Calling some JS code upon a LiveView update?

Dear Elixir forum,

We have a web page in which we stream output from processing jobs. We’ve set up LiveView so that the content of our box reflects the current job output. It works great but we’d like to keep the job output in a fixed height box and always show the latest lines (unless the user scrolls up), similar to GitLab CI job output. We’ve got a pure CSS solution but unfortunately because of an old Firefox bug it works only on Chrome.

So we’re wondering if it’s possible to plug a small piece of JS code that would be called when LiveView triggers an update. We could use this code to scroll down the bottom of our output box whenever new content gets appended to it.

Another use case I’m thinking of for being able to call some custom JS code upon LiveView update is when adding items to a list, we could use a piece of JS to highlight the new item in order to make it more noticeable by the user.

JS interop is an on-going effort.

So in case there isn’t a suggestion from anyone more familiar with LiveView forthcoming, it may be worthwhile to check out MutationObserver (as already suggested here) in order to run some client code in response to any changes in the DOM.

1 Like

It’s also possible to listen for "phx:update" events which are (at least to my knowledge) emitted when the DOM is done being patched.
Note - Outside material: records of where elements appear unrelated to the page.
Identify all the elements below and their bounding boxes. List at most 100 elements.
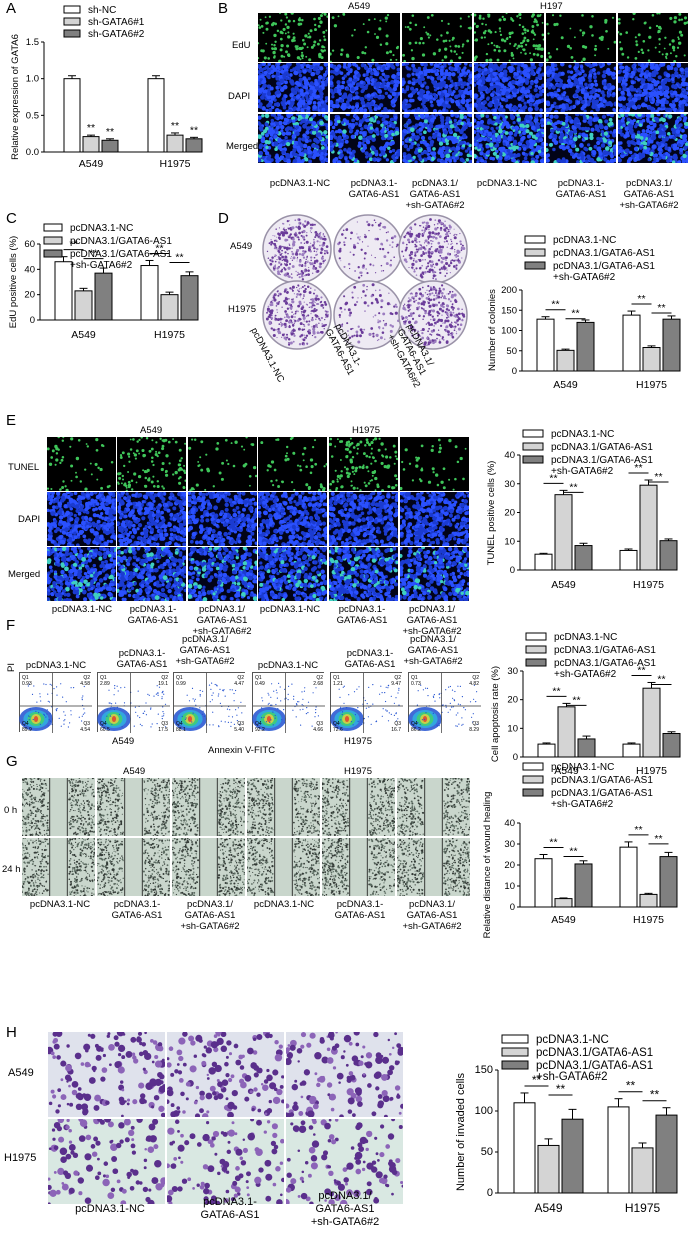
y-tick-label: 20 <box>504 508 515 519</box>
quadrant-label: 16.7 <box>391 727 401 733</box>
significance-marker: ** <box>106 126 114 138</box>
bar <box>74 290 93 321</box>
y-tick-label: 50 <box>506 346 517 357</box>
significance-marker: ** <box>572 694 580 706</box>
significance-marker: ** <box>89 248 97 260</box>
wound-image <box>247 838 320 896</box>
panel-e-line-h1975: H1975 <box>352 425 380 436</box>
merged-image <box>258 114 328 163</box>
significance-marker: ** <box>569 846 577 858</box>
category-label: H1975 <box>625 1201 661 1215</box>
y-tick-label: 30 <box>507 666 518 677</box>
legend-label: pcDNA3.1/GATA6-AS1 <box>551 455 653 466</box>
y-tick-label: 10 <box>504 881 515 892</box>
bar <box>94 272 113 321</box>
legend-label: +sh-GATA6#2 <box>553 272 616 283</box>
significance-marker: ** <box>637 664 645 676</box>
legend-label: pcDNA3.1-NC <box>551 762 614 773</box>
label-line: GATA6-AS1 <box>200 1209 260 1221</box>
legend-label: sh-GATA6#2 <box>88 29 145 40</box>
category-label: A549 <box>534 1201 562 1215</box>
label-line: GATA6-AS1 <box>315 1203 375 1215</box>
dapi-image <box>47 492 116 546</box>
quadrant-label: Q1 <box>255 675 262 681</box>
legend-swatch <box>525 632 547 641</box>
label-line: +sh-GATA6#2 <box>405 200 465 211</box>
panel-label-b: B <box>218 0 229 17</box>
panel-e-group-nc-1: pcDNA3.1-NC <box>51 604 113 615</box>
panel-label-e: E <box>6 412 17 429</box>
legend-swatch <box>43 249 63 258</box>
panel-g-group-as1-1: pcDNA3.1- GATA6-AS1 <box>97 899 177 921</box>
legend-label: pcDNA3.1/GATA6-AS1 <box>70 249 172 260</box>
panel-label-g: G <box>6 753 18 770</box>
category-label: H1975 <box>160 158 191 170</box>
row-label-0h: 0 h <box>4 805 18 816</box>
significance-marker: ** <box>637 293 645 305</box>
bar <box>537 743 556 758</box>
legend-swatch <box>525 658 547 667</box>
label-line: +sh-GATA6#2 <box>180 921 240 932</box>
legend-swatch <box>63 29 81 38</box>
bar <box>659 540 678 571</box>
dapi-image <box>618 63 688 112</box>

I used it in some of my “experiments” with client side js libs (similarly to LiveView: How to trigger JS function? (Update chart.js on data change)) to create/destroy/recreate their objects when the DOM elements they were “bound” to got “morphdomed”.

4 Likes

Works with thermostat_live.ex:

import css from "../css/app.css";
import "phoenix_html"
import {LiveSocket, debug} from "phoenix_live_view"

let liveSocket = new LiveSocket("/live")
liveSocket.connect()

// grab time and weather temperature from thermostat
// --- assets/app.js --- vvv New vvv

document.addEventListener('phx:update', phxUpdateListener);

function phxUpdateListener(_event) {
  const time = extractTime()
  if (!time) {
    return
  }

  const temperature = extractTemperature()
  if (!temperature) {
    return
  }

  const message =  `${time}: ${temperature}`
  console.log(message)
}

function extractTime() {
  const timeSpan = document.querySelector('div.bar > span')
  return timeSpan && timeSpan.textContent
}

function extractTemperature() {
  const weatherForm = document.querySelector('span.weather form')
  if (!weatherForm) {
     return null
  }

  const result = /[+-]?\d+°[CF]/i.exec(weatherForm.lastChild.textContent)

  return result && result[0]
}

Certainly simpler than using a MutationObserver.

10 Likes

Thank you both. The phx:update event did the trick for us. Many thanks.